Hudson to start fining people for abandoning boats on St. Croix River
HUDSON, Wis. — Boats big and small are being beached and abandoned in the St. Croix River.
City leaders in Hudson are trying to chart a course on how to clean them up.
One half-sunken boat has been rusting away on an island in the river since midsummer.
Three others are sitting in Hudson's impound lot, all abandoned in the last year or so.
Geoff Willems, Hudson's chief of police, says the Department of Natural Resources and Coast Guard both say it is not their jurisdiction, which leaves it up to the city to do something.

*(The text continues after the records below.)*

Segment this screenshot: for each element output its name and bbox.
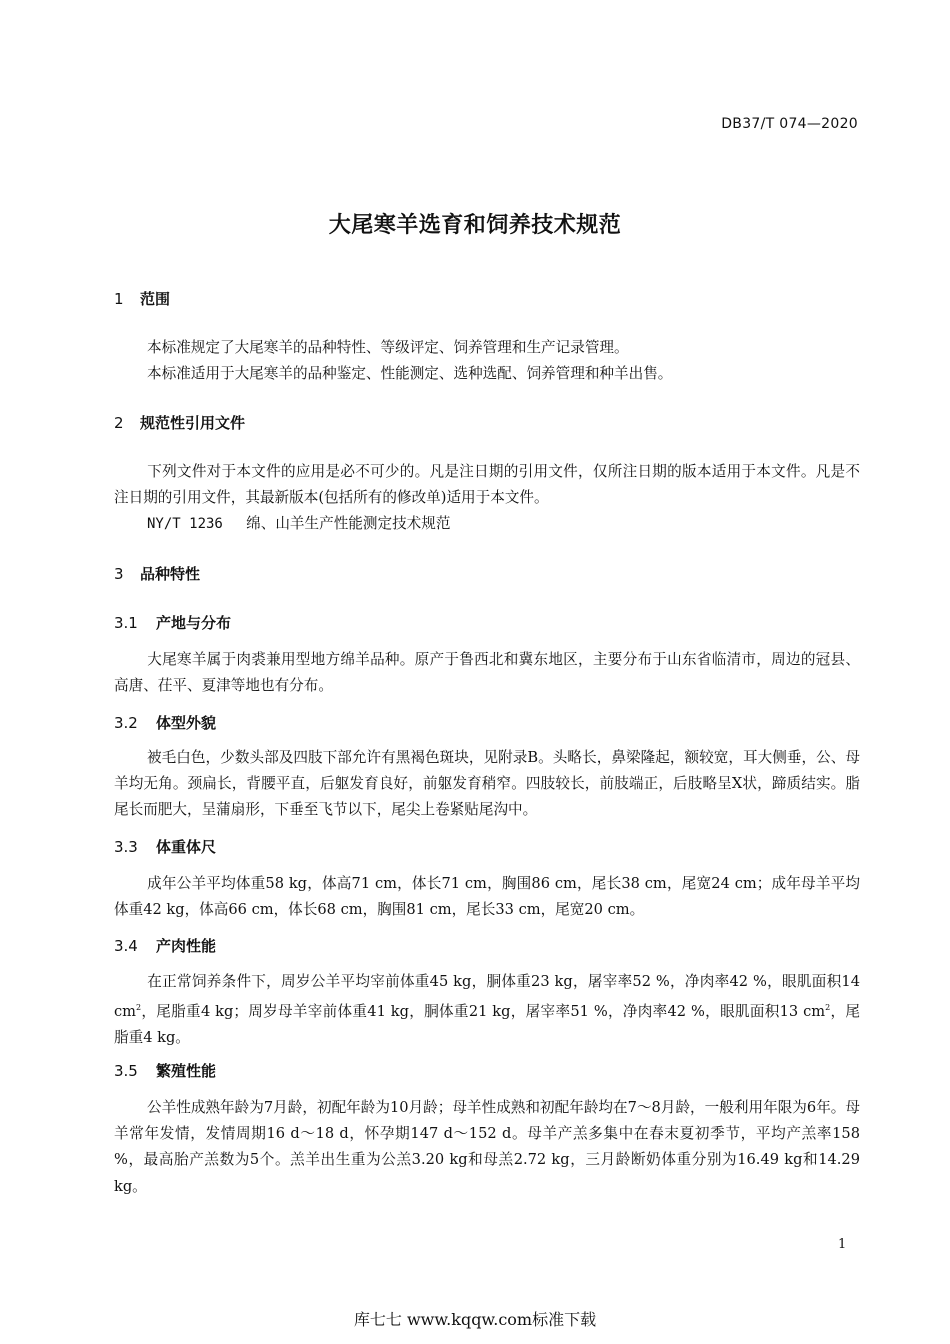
page-title: 大尾寒羊选育和饲养技术规范 xyxy=(328,213,622,238)
document-id: DB37/T 074—2020 xyxy=(721,116,858,132)
section-number: 3.4 xyxy=(114,937,138,955)
section-number: 3.5 xyxy=(114,1062,138,1080)
section-1-heading xyxy=(114,288,170,309)
paragraph: 在正常饲养条件下，周岁公羊平均宰前体重45 kg，胴体重23 kg，屠宰率52 %，净肉率42 %，眼肌面积14 $cm^2$，尾脂重4 kg；周岁母羊宰前体重41 kg，胴体重21 kg，屠宰率51 %，净肉率42 %，眼肌面积13 $cm^2$，尾脂重4 kg。 xyxy=(114,973,860,1047)
normative-reference xyxy=(147,512,450,533)
section-number: 3 xyxy=(114,565,124,583)
section-title: 范围 xyxy=(140,290,171,308)
section-2-heading xyxy=(114,412,245,433)
superscript: 2 xyxy=(825,1003,831,1013)
paragraph: 被毛白色，少数头部及四肢下部允许有黑褐色斑块，见附录B。头略长，鼻梁隆起，额较宽，耳大侧垂，公、母羊均无角。颈扁长，背腰平直，后躯发育良好，前躯发育稍窄。四肢较长，前肢端正，后肢略呈X状，蹄质结实。脂尾长而肥大，呈蒲扇形，下垂至飞节以下，尾尖上卷紧贴尾沟中。 xyxy=(114,749,860,819)
section-3-3-heading xyxy=(114,836,216,857)
section-title: 品种特性 xyxy=(140,565,201,583)
superscript: 2 xyxy=(136,1003,142,1013)
section-title: 体型外貌 xyxy=(156,714,217,732)
section-number: 3.2 xyxy=(114,714,138,732)
footer-watermark: 库七七 www.kqqw.com标准下载 xyxy=(353,1310,597,1329)
section-3-4-heading xyxy=(114,935,216,956)
paragraph: 本标准规定了大尾寒羊的品种特性、等级评定、饲养管理和生产记录管理。 xyxy=(147,339,629,356)
section-title: 体重体尺 xyxy=(156,838,217,856)
paragraph: 本标准适用于大尾寒羊的品种鉴定、性能测定、选种选配、饲养管理和种羊出售。 xyxy=(147,365,673,382)
section-number: 3.3 xyxy=(114,838,138,856)
section-3-1-heading xyxy=(114,612,231,633)
section-title: 繁殖性能 xyxy=(156,1062,217,1080)
section-title: 产地与分布 xyxy=(156,614,232,632)
reference-code: NY/T 1236 xyxy=(147,516,223,532)
section-3-2-heading xyxy=(114,712,216,733)
section-title: 规范性引用文件 xyxy=(140,414,246,432)
paragraph: 公羊性成熟年龄为7月龄，初配年龄为10月龄；母羊性成熟和初配年龄均在7～8月龄，一般利用年限为6年。母羊常年发情，发情周期16 d～18 d，怀孕期147 d～152 d。母羊产羔多集中在春末夏初季节，平均产羔率158 %，最高胎产羔数为5个。羔羊出生重为公羔3.20 kg和母羔2.72 kg，三月龄断奶体重分别为16.49 kg和14.29 kg。 xyxy=(114,1099,860,1195)
section-number: 3.1 xyxy=(114,614,138,632)
section-3-5-heading xyxy=(114,1060,216,1081)
paragraph: 下列文件对于本文件的应用是必不可少的。凡是注日期的引用文件，仅所注日期的版本适用于本文件。凡是不注日期的引用文件，其最新版本(包括所有的修改单)适用于本文件。 xyxy=(114,463,860,507)
section-3-heading xyxy=(114,563,200,584)
paragraph: 成年公羊平均体重58 kg，体高71 cm，体长71 cm，胸围86 cm，尾长38 cm，尾宽24 cm；成年母羊平均体重42 kg，体高66 cm，体长68 cm，胸围81 cm，尾长33 cm，尾宽20 cm。 xyxy=(114,875,860,919)
section-number: 2 xyxy=(114,414,124,432)
reference-title: 绵、山羊生产性能测定技术规范 xyxy=(246,515,451,532)
page-number: 1 xyxy=(838,1237,847,1252)
paragraph: 大尾寒羊属于肉裘兼用型地方绵羊品种。原产于鲁西北和冀东地区，主要分布于山东省临清市，周边的冠县、高唐、茌平、夏津等地也有分布。 xyxy=(114,651,860,695)
section-title: 产肉性能 xyxy=(156,937,217,955)
section-number: 1 xyxy=(114,290,124,308)
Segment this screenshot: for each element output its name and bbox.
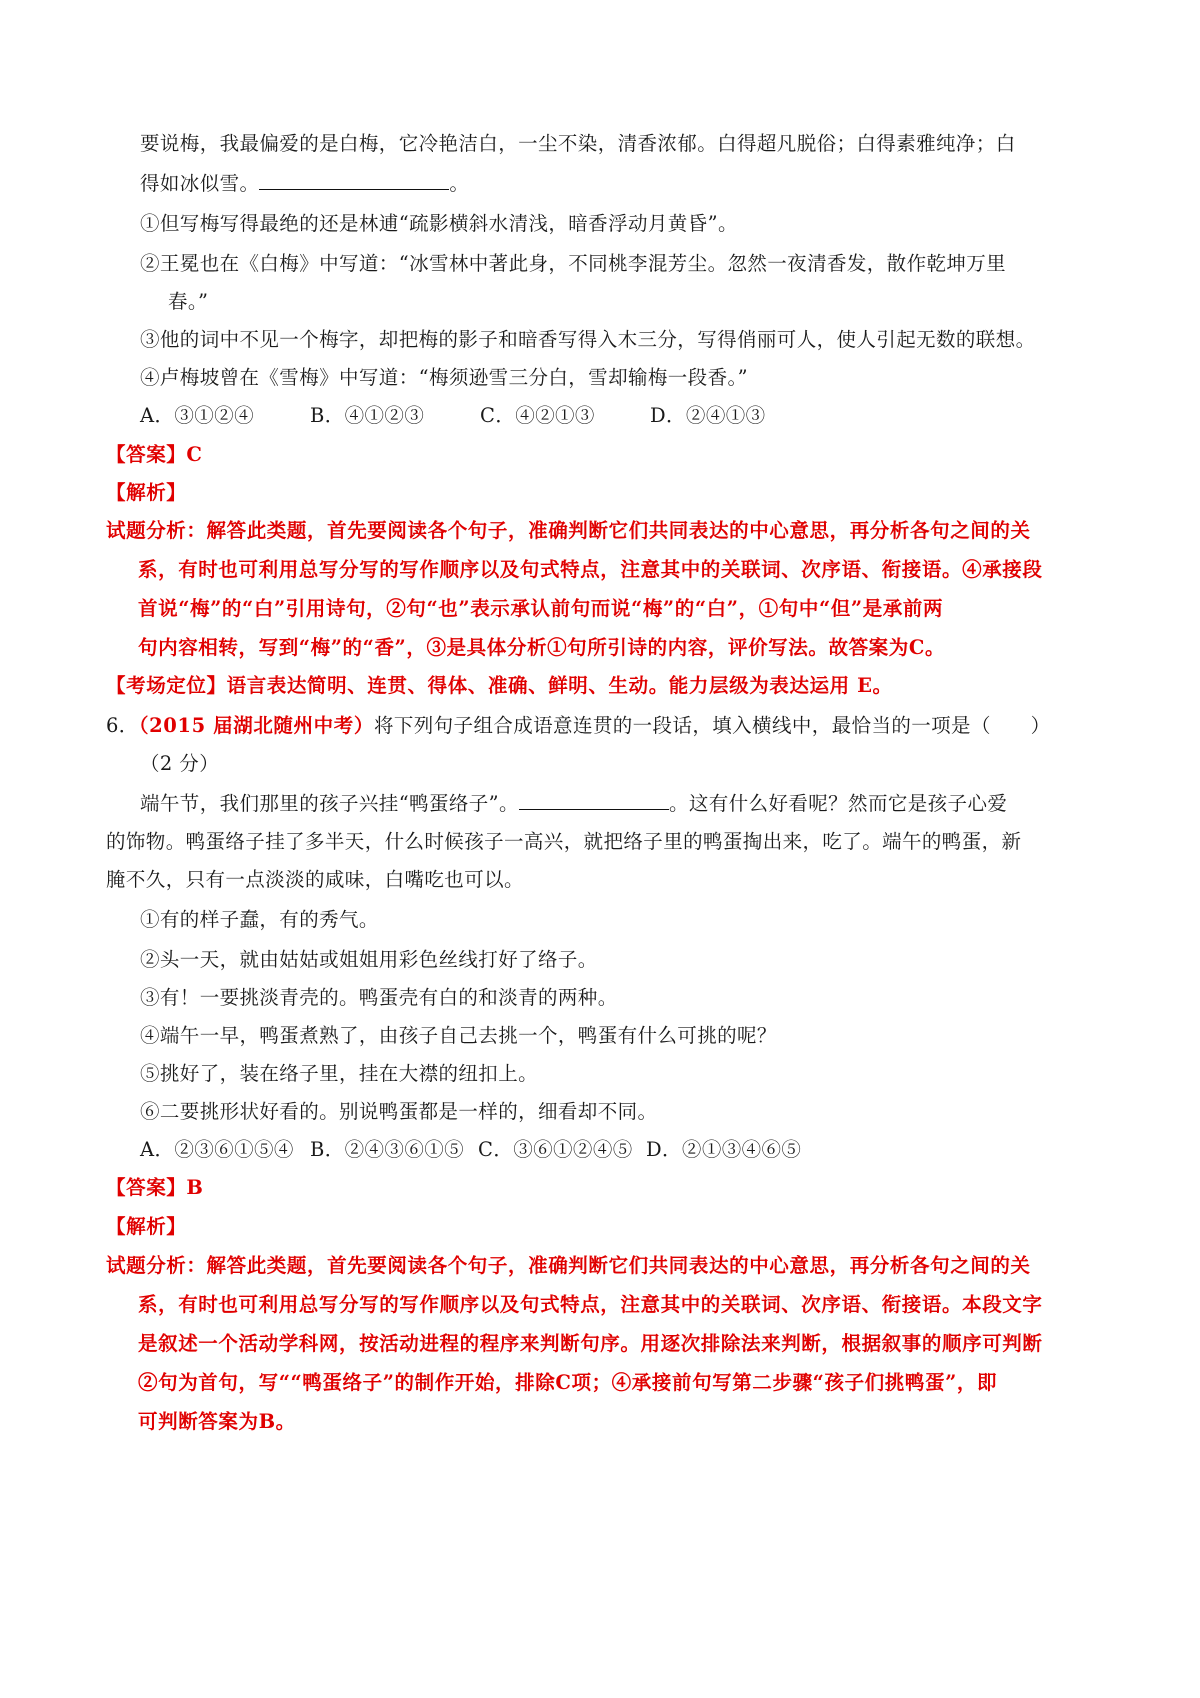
q6-source: （2015 届湖北随州中考） [138, 714, 374, 737]
q5-option-a: A．③①②④ [140, 404, 254, 427]
q6-paragraph-line-2: 的饰物。鸭蛋络子挂了多半天，什么时候孩子一高兴，就把络子里的鸭蛋掏出来，吃了。端午的鸭蛋，新 [106, 830, 1022, 853]
q6-analysis-line-3: 是叙述一个活动学科网，按活动进程的程序来判断句序。用逐次排除法来判断，根据叙事的顺序可判断 [138, 1332, 1043, 1355]
q6-analysis-label: 【解析】 [106, 1215, 187, 1238]
q6-option-a: A．②③⑥①⑤④ [140, 1138, 294, 1161]
q6-answer: 【答案】B [106, 1176, 204, 1199]
q5-options [140, 402, 820, 430]
q6-analysis-line-1: 试题分析：解答此类题，首先要阅读各个句子，准确判断它们共同表达的中心意思，再分析各句之间的关 [106, 1254, 1031, 1277]
q6-paragraph-line-3: 腌不久，只有一点淡淡的咸味，白嘴吃也可以。 [106, 868, 524, 891]
q6-item-6: ⑥二要挑形状好看的。别说鸭蛋都是一样的，细看却不同。 [140, 1100, 658, 1123]
q5-analysis-line-1: 试题分析：解答此类题，首先要阅读各个句子，准确判断它们共同表达的中心意思，再分析各句之间的关 [106, 519, 1031, 542]
q6-item-3: ③有！一要挑淡青壳的。鸭蛋壳有白的和淡青的两种。 [140, 986, 618, 1009]
q6-item-5: ⑤挑好了，装在络子里，挂在大襟的纽扣上。 [140, 1062, 539, 1085]
q5-item-4: ④卢梅坡曾在《雪梅》中写道：“梅须逊雪三分白，雪却输梅一段香。” [140, 366, 748, 389]
q6-stem-line [106, 712, 1051, 740]
q6-option-c: C．③⑥①②④⑤ [478, 1138, 633, 1161]
q5-analysis-line-3: 首说“梅”的“白”引用诗句，②句“也”表示承认前句而说“梅”的“白”，①句中“但”是承前两 [138, 597, 944, 620]
q6-analysis-line-4: ②句为首句，写““鸭蛋络子”的制作开始，排除C项；④承接前句写第二步骤“孩子们挑鸭蛋”，即 [138, 1371, 998, 1394]
q5-analysis-line-4: 句内容相转，写到“梅”的“香”，③是具体分析①句所引诗的内容，评价写法。故答案为C。 [138, 636, 946, 659]
q5-item-2-cont: 春。” [168, 290, 209, 313]
q6-score: （2 分） [140, 752, 220, 775]
q5-option-d: D．②④①③ [650, 404, 766, 427]
q6-item-4: ④端午一早，鸭蛋煮熟了，由孩子自己去挑一个，鸭蛋有什么可挑的呢？ [140, 1024, 777, 1047]
q5-answer: 【答案】C [106, 443, 203, 466]
q6-paragraph-line-1 [140, 790, 1007, 818]
q6-fill-blank [519, 791, 669, 810]
q6-option-b: B．②④③⑥①⑤ [310, 1138, 465, 1161]
q6-paragraph-text: 端午节，我们那里的孩子兴挂“鸭蛋络子”。 [140, 792, 519, 815]
q6-item-1: ①有的样子蠢，有的秀气。 [140, 908, 379, 931]
q6-options [140, 1136, 801, 1164]
q5-fill-blank [259, 171, 449, 190]
q5-item-2: ②王冕也在《白梅》中写道：“冰雪林中著此身，不同桃李混芳尘。忽然一夜清香发，散作乾坤万里 [140, 252, 1007, 275]
q5-paragraph-line-2 [140, 170, 469, 198]
q6-analysis-line-2: 系，有时也可利用总写分写的写作顺序以及句式特点，注意其中的关联词、次序语、衔接语。本段文字 [138, 1293, 1043, 1316]
q5-option-c: C．④②①③ [480, 404, 595, 427]
q6-analysis-line-5: 可判断答案为B。 [138, 1410, 296, 1433]
q6-number: 6． [106, 714, 139, 737]
q5-item-3: ③他的词中不见一个梅字，却把梅的影子和暗香写得入木三分，写得俏丽可人，使人引起无数的联想。 [140, 328, 1036, 351]
q6-stem: 将下列句子组合成语意连贯的一段话，填入横线中，最恰当的一项是（ ） [373, 714, 1051, 737]
q5-analysis-label: 【解析】 [106, 481, 187, 504]
q6-paragraph-text-end: 。这有什么好看呢？然而它是孩子心爱 [668, 792, 1008, 815]
q5-item-1: ①但写梅写得最绝的还是林逋“疏影横斜水清浅，暗香浮动月黄昏”。 [140, 212, 738, 235]
q5-paragraph-text: 得如冰似雪。 [140, 172, 260, 195]
q6-option-d: D．②①③④⑥⑤ [646, 1138, 802, 1161]
q5-analysis-line-2: 系，有时也可利用总写分写的写作顺序以及句式特点，注意其中的关联词、次序语、衔接语。④承接段 [138, 558, 1043, 581]
q5-kaochang-dingwei: 【考场定位】语言表达简明、连贯、得体、准确、鲜明、生动。能力层级为表达运用 E。 [106, 674, 893, 697]
q5-paragraph-end: 。 [449, 172, 470, 195]
q5-option-b: B．④①②③ [310, 404, 425, 427]
q6-item-2: ②头一天，就由姑姑或姐姐用彩色丝线打好了络子。 [140, 948, 598, 971]
q5-paragraph-line-1: 要说梅，我最偏爱的是白梅，它冷艳洁白，一尘不染，清香浓郁。白得超凡脱俗；白得素雅纯净；白 [140, 132, 1016, 155]
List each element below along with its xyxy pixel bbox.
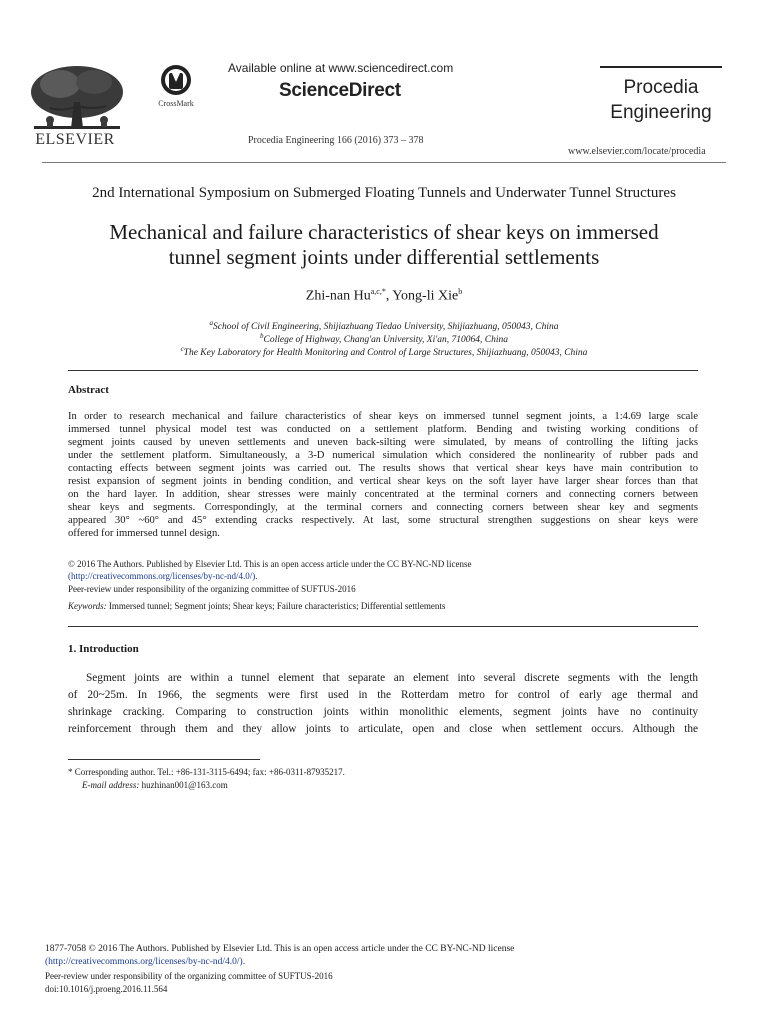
- abstract-copyright: © 2016 The Authors. Published by Elsevier Ltd. This is an open access article under the CC BY-NC-ND license: [68, 559, 472, 569]
- abstract-peer-review: Peer-review under responsibility of the organizing committee of SUFTUS-2016: [68, 584, 356, 594]
- doi[interactable]: doi:10.1016/j.proeng.2016.11.564: [45, 984, 168, 994]
- abstract-line: under the settlement platform. Simultaneously, a 3-D numerical simulation which considered the nonlinearity of rubber pads and: [68, 450, 698, 461]
- available-online-text: Available online at www.sciencedirect.com: [228, 61, 454, 75]
- author-list: [0, 287, 768, 305]
- corresponding-author-note: * Corresponding author. Tel.: +86-131-3115-6494; fax: +86-0311-87935217.: [68, 767, 345, 777]
- abstract-line: immersed tunnel physical model test was conducted on a settlement platform. Bending and twisting working conditions of: [68, 424, 698, 435]
- abstract-line: offered for immersed tunnel design.: [68, 528, 220, 539]
- abstract-bottom-rule: [68, 626, 698, 627]
- affiliation-text: The Key Laboratory for Health Monitoring and Control of Large Structures, Shijiazhuang, 050043, China: [183, 348, 588, 359]
- affiliation: [0, 319, 768, 332]
- journal-name-line2: Engineering: [610, 102, 712, 123]
- introduction-line: reinforcement through them and they allow joints to articulate, open and close when settlement occurs. Although the: [68, 723, 698, 735]
- journal-reference: Procedia Engineering 166 (2016) 373 – 378: [248, 135, 424, 146]
- author-name: Yong-li Xie: [392, 288, 459, 304]
- abstract-line: segment joints caused by uneven settlements and uneven back-silting were simulated, by means of controlling the lifting jacks: [68, 437, 698, 448]
- email-address[interactable]: huzhinan001@163.com: [141, 780, 228, 790]
- affiliation-text: School of Civil Engineering, Shijiazhuang Tiedao University, Shijiazhuang, 050043, China: [213, 322, 559, 333]
- keywords: [68, 601, 445, 612]
- symposium-name: 2nd International Symposium on Submerged Floating Tunnels and Underwater Tunnel Structures: [92, 185, 676, 201]
- affiliation: [0, 345, 768, 358]
- abstract-line: on the hard layer. In addition, shear stresses were mainly concentrated at the terminal corners and connecting corners between: [68, 489, 698, 500]
- affiliation-text: College of Highway, Chang'an University, Xi'an, 710064, China: [263, 335, 508, 346]
- abstract-line: contacting effects between segment joints was carried out. The results shows that vertical shear keys have main contribution to: [68, 463, 698, 474]
- abstract-line: appeared 30° ~60° and 45° extending cracks respectively. At last, some structural strengthen suggestions on shear keys were: [68, 515, 698, 526]
- paper-title-line1: Mechanical and failure characteristics of shear keys on immersed: [109, 220, 659, 244]
- introduction-line: shrinkage cracking. Comparing to construction joints within monolithic elements, segment joints have no continuity: [68, 706, 698, 718]
- abstract-license-link[interactable]: (http://creativecommons.org/licenses/by-nc-nd/4.0/).: [68, 571, 258, 581]
- abstract-heading: Abstract: [68, 384, 109, 396]
- keywords-text: Immersed tunnel; Segment joints; Shear keys; Failure characteristics; Differential settlements: [108, 601, 446, 611]
- issn: 1877-7058: [45, 944, 87, 954]
- elsevier-wordmark: ELSEVIER: [35, 131, 115, 148]
- keywords-label: Keywords:: [68, 601, 107, 611]
- abstract-line: resist expansion of segment joints in bending condition, and vertical shear keys on the soft layer have larger shear forces than that: [68, 476, 698, 487]
- crossmark-label: CrossMark: [158, 99, 194, 108]
- sciencedirect-logo[interactable]: ScienceDirect: [279, 80, 401, 101]
- bottom-peer-review: Peer-review under responsibility of the organizing committee of SUFTUS-2016: [45, 971, 333, 981]
- affiliation: [0, 332, 768, 345]
- email-label: E-mail address:: [82, 780, 140, 790]
- author-affiliation-marker: b: [458, 287, 463, 296]
- affiliation-marker: c: [180, 345, 184, 353]
- introduction-line: of 20~25m. In 1966, the segments were first used in the Rotterdam metro for control of early age thermal and: [68, 689, 698, 701]
- paper-title-line2: tunnel segment joints under differential settlements: [168, 245, 600, 269]
- bottom-license-link[interactable]: (http://creativecommons.org/licenses/by-nc-nd/4.0/).: [45, 957, 246, 967]
- bottom-copyright: [45, 943, 514, 955]
- affiliation-marker: a: [209, 319, 214, 327]
- header-divider: [42, 162, 726, 163]
- abstract-top-rule: [68, 370, 698, 371]
- author-affiliation-marker: a,c,*: [370, 287, 386, 296]
- introduction-line: Segment joints are within a tunnel element that separate an element into several discrete segments with the length: [86, 672, 698, 684]
- abstract-line: shear keys and segments. Correspondingly, at the terminal corners and connecting corners between shear key and segments: [68, 502, 698, 513]
- copyright-text: © 2016 The Authors. Published by Elsevier Ltd. This is an open access article under the CC BY-NC-ND license: [88, 944, 515, 954]
- author-name: Zhi-nan Hu: [305, 288, 371, 304]
- affiliation-marker: b: [260, 332, 264, 340]
- journal-url-link[interactable]: www.elsevier.com/locate/procedia: [568, 146, 706, 157]
- email-note: [82, 780, 228, 791]
- footnote-rule: [68, 759, 260, 760]
- journal-name-line1: Procedia: [623, 77, 699, 98]
- author-separator: ,: [385, 288, 393, 304]
- journal-header-rule: [600, 66, 722, 68]
- abstract-line: In order to research mechanical and failure characteristics of shear keys on immersed tunnel segment joints, a 1:4.69 large scale: [68, 411, 698, 422]
- introduction-heading: 1. Introduction: [68, 643, 139, 655]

"It is frustrating," Willems said. "This problem came up and we had to try to figure out how we were going to solve it and there was really no good answer."
Willems says it would cost $6,000 just to hoist the latest abandoned boat to shore. The city isn't interested in footing the bill if it can help it.
At a City Council meeting last month, Mayor Rich O'Connor said abandoning boats is "unacceptable conduct."
The council passed an ordinance at that meeting to start fining people hundreds of dollars for abandoning boats.
Willems says when they reached the owner of the boat in the river this week, he said he sold it to someone else for just $1.
That new owner will now be given the chance to remove it.
"If they just don't want to get the boat back, now we're stuck with a 54-foot houseboat and a $6,000 debt," Willems said. "We don't want it to become a habit for people to abandon their junked property in the city and think we're going to take care of it for them."
UPDATE: Hudson Police Chief Geoff Willems says the city has learned the abandoned boat was actually not sold, and the owner was issued his first fine Wednesday for $174.
Fines will escalate every day to $363, then $726, $1,089 and $1,452.
Willems says the city provided the owner with contact information for a local boat salvage company "so the ball is in his court."